Open LinlyAC opened 7 years ago
Check out the heatmap predictions. If everything converges to zero, you might need to weight your foreground/background gradients so that they equal contribution to the parameter update.
@bazilas Thanks for your answer. I have tried your suggestion. About the heatmap predictions, I check the log file. In this file, the loss_heatmap also go down from 1.00483 to 0 [iter 1] [iter 163] Maybe I mistake your suggestion, I also use this 'disabled' model to run the matlab demo, and each heatmap turn to blue. In addition, all joints coordinates in each frame seem to get together.
I do not know whether this is what you mean. If this is the mistake, how should I to adjust the foreground/background gradients. Is there some skills?
Thank you again!
you could count the number of foreground / background heatmap pixels (e.g. by thresholding) and balance the gradients accordingly.
I met the same problem. I used the prototxt that the author provided, and my training loss just goes down to 0 very quickly, but the prediction is very bad, and the heatmaps turn out to be blue. How to do with the problem? How to do some modifications based on the balancing skill? @bazilas
Hey guys @bazilas @LinlyAC @samlong-yang, I'm also stuck here, I modified some lines of the the source code in order to train a model predicting several joints location via single depth images. My model just behaves the same way as @LinlyAC and @samlong-yang 's, in training, the loss fell down to near zero from the first iteration, and it only predicts single valued heatmaps. In fact, I tried the Matlab version and resulted the same. It would be very great if someone can offer a tutorial on how to effectively train a model using heatmap regression.
I am grateful that many people pay attention to this problem. @bazilas @samlong-yang @power0341 I really haven't solved the problem yet, but I have a new idea that might help. When I try to fine-tuning this model, the data format like that: because this format is also used in readme.txt: However, when I download the example FLIC dataset, the data format like this: It can be clearly seen that the data format is different from the Readme.txt. To be honest, I don't quite understand the meaning of these decimals, and I don't know if anyone can give me some help, which may help us solve the problem of fine-tuning.
Hey, @LinlyAC ,I'm training this project and I use the data which the author provided.But I met same problem.Did you try to train the author's dataset?Hope you reply.
hi @LinlyAC , if I understand, there are a couple of things that matter. first, we need to normalize the coordinate of joints, for example, (x/w, t/h) or ((c_x-x)/w, (c_y-y)/w), referring to "DeepPose" paper for details, then, we also pay attention to carefully choosing the magnitude of the gaussian so the model really gets converaged.
Hello @power0341 @LinlyAC ,in the readme of the project, we should set the 'multfact' is 282 if using preprocessed data from website.That the parameter multiplies joints coordinate which is decimal is the ground truth.If we use our datasets, I think the 'multfact' should be set to 1.Even though, I also can't train a proper model.It's loss becomes very lower at the begin, but it's wrong.What should i do?Want Help!!

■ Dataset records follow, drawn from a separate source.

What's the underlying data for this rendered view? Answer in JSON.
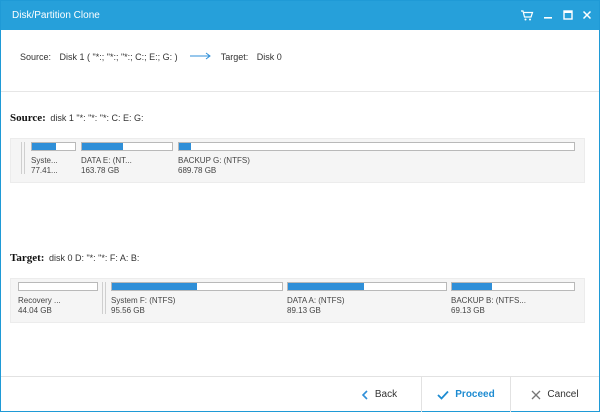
{
  "window": {
    "title": "Disk/Partition Clone"
  },
  "titlebar_icons": [
    "cart-icon",
    "minimize-icon",
    "maximize-icon",
    "close-icon"
  ],
  "route": {
    "source_label": "Source:",
    "source_value": "Disk 1 ( \"*:; \"*:; \"*:; C:; E:; G: )",
    "target_label": "Target:",
    "target_value": "Disk 0"
  },
  "source": {
    "heading": "Source:",
    "description": "disk 1 \"*: \"*: \"*: C: E: G:",
    "partitions": [
      {
        "name": "Syste...",
        "size": "77.41...",
        "used_fraction": 0.55
      },
      {
        "name": "DATA E: (NT...",
        "size": "163.78 GB",
        "used_fraction": 0.45
      },
      {
        "name": "BACKUP G: (NTFS)",
        "size": "689.78 GB",
        "used_fraction": 0.03
      }
    ]
  },
  "target": {
    "heading": "Target:",
    "description": "disk 0 D: \"*: \"*: F: A: B:",
    "partitions": [
      {
        "name": "Recovery ...",
        "size": "44.04 GB",
        "used_fraction": 0.0
      },
      {
        "name": "System F: (NTFS)",
        "size": "95.56 GB",
        "used_fraction": 0.5
      },
      {
        "name": "DATA A: (NTFS)",
        "size": "89.13 GB",
        "used_fraction": 0.48
      },
      {
        "name": "BACKUP B: (NTFS...",
        "size": "69.13 GB",
        "used_fraction": 0.33
      }
    ]
  },
  "footer": {
    "back_label": "Back",
    "proceed_label": "Proceed",
    "cancel_label": "Cancel"
  },
  "colors": {
    "titlebar": "#26a0da",
    "usage_fill": "#2f8fd8",
    "proceed_text": "#1d8bd1"
  }
}
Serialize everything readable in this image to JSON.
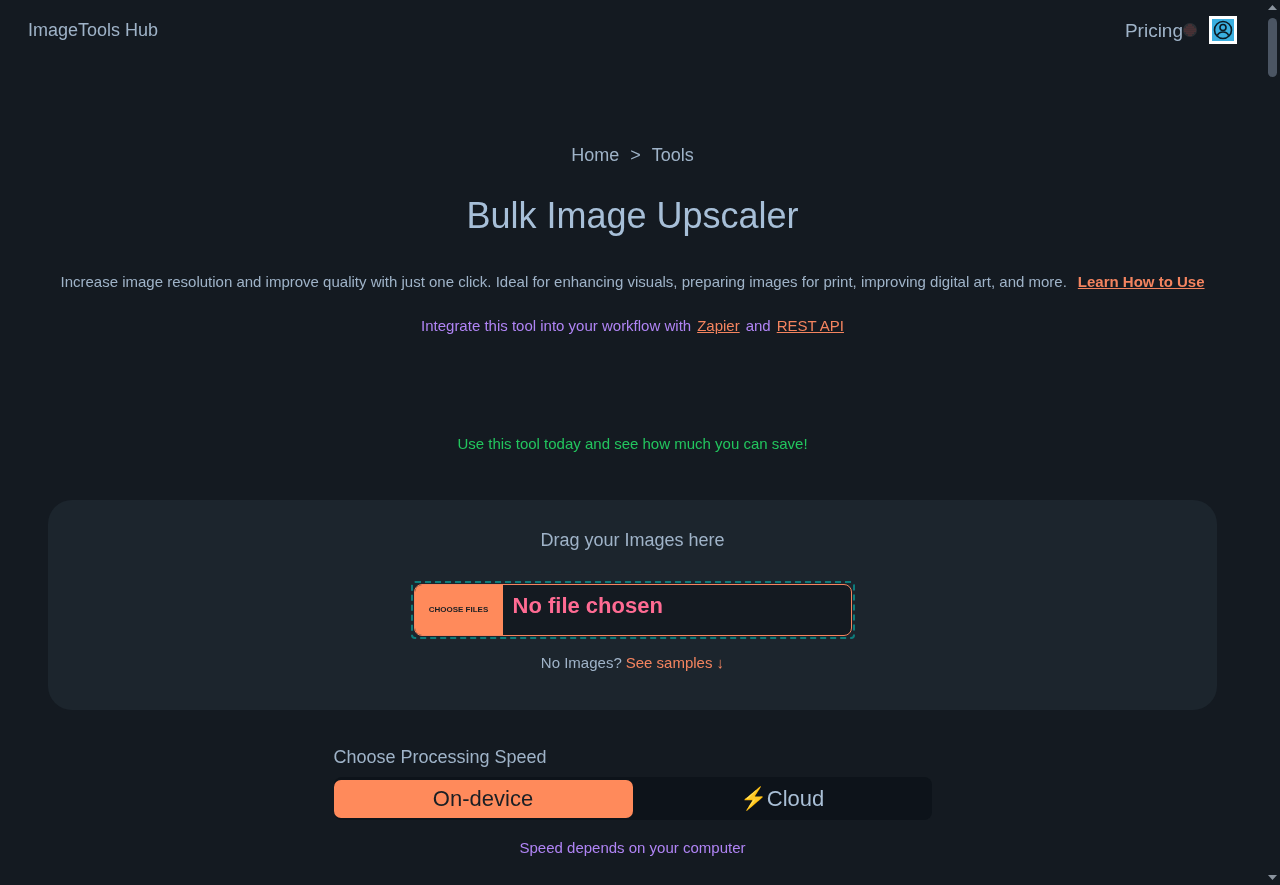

@distant1219 I am really grateful for your help. But I also cannot solve this problem, I am so sorry.
Hi, @tpfister, I am sorry to bother you. But there are some people like me who encountered some problems can not be solved, so we hope you can give us some tips about finetuning this model.
Heartfelt thanks to you.
I am having the same problem as LinlyAC, and I will help with the search for a solution. Will post back if I figure it out.
The reason why your heatmaps is blue is because the demo's multifacts = 1. See This.
Hi everyone,
I managed to solve the problem with the blue heatmap. It seems as if Stochastic Gradient Descent (SGD) was exploding in loss for batchsizes greater than 3, or dropping drastically to zero for batchsizes less than 3. Try changing the type in solver.prototext to AdaGrad or AdaDelta, as seen here:
http://caffe.berkeleyvision.org/tutorial/solver.html
I'm not sure what version of Caffe they implemented this; I had to recompile caffe-heatmap using the newest version of Caffe. After doing this and training on batchsizes of ~25, I am now able to fine tune.
A note on EEWebbinWu's comment: if you follow my steps above, do not put the scalar multiplier as shown; it will not work.
Hello everyone, these day I meet a question which I can't solve, so come here for help. My work is to finetuning this caffe-heatmap model to adapt my own dataset ,which also have seven upper-body joints. But when I deal with fintuning, I draw two chart, Train loss vs iter and Test Accuracy vs iter. The first chart seems to be normal(that is monotonic decrease), but the accuracy rapidly decrease to zero after few iters.
That confuses me. In my opinion, the accurary should go up when the train loss go down. So is everyone can help me? (PS: my work have same needs with the caffe-heatmap, that need 7 upper-body joints,so I don't change the original code, only change the train and test data) Thanks.